Ma insisteva. Quelle sillabe lente uscite da quella bocca non andavano messe in quel modo, non andavano messe.
Suonò alcune note a casaccio, facendo per catapultare il pianoforte. Si alzò, e rivolse lo sguardo verso di lui.
Occhi affaticati, testa sempre curva, fronte coperta dai capelli ed uno strano sorriso, che di felice non aveva niente. Con un bagliore negli occhi, si limitò a confinarsi in quello che era in suo potere, urlando cinque parole.
-NON. TOCCARE. IL. MIO. PI.A.NO!
Quello che successe dopo, per lui, erano dettagli. Gli diceva cose che per lui, forse avevano senso, ma non per suo fratello. Le parole uscivano da sole, si sparpagliavano. Aveva sempre la stessa faccia, ed avanzava di un passo ad ogni frase.
Non gli sarebbe importato se il fratello fosse scappato. Gli avrebbe urlato dietro.
Ma glielo doveva dire.
Non vedeva le reazioni del fratello, non le sentiva. Forse era impaurito. O scocciato.

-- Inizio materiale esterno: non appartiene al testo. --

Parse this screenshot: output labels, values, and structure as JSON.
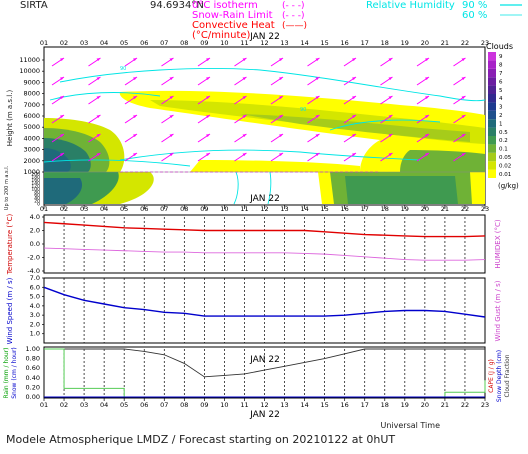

O perplesso, da quanto suo fratellino potesse essere scarso e idiota.
Le sue urla superavano ogni suono. Non si sentiva niente. Le immagini si facevano sempre più sfocate.
Poi, se ne andò. Quella non era stata affatto una liberazione, era solo un ricordargli che aveva tantissime altre cose da dire. Parole che facevano male ad entrambi.
Nel mentre, si risedette nella sedia. Aveva l'intenzione di continuare fino al giorno dopo. Era la cosa che gli riusciva meglio, e la faceva molto male.
E gli faceva molto male.
Ogni nota era una pugnalata nello stomaco.
Una. Due. Tre. Quattro.
Cinque. Sei. Sette.
Otto. Nove.
Ventidue.
Sbagliato. Al cuore.
Si abbandonò completamente sul pianoforte. La testa era piana zeppa di cose che avrebbe voluto urlare. Le mani erano consumate dall'odio. Si contorcava, ridendo. Chiuse gli occhi per la prima volta in quella notte, e questo non ha fatto altro che fargli notare quanto facevano male. Quindi, li riaprì. E restò così, a cercare di rimettere in ordine la sua confusione mentale, ritrovando ricordi più amari del presente.
Non si addormentò, perchè prima veniva la "Pratica".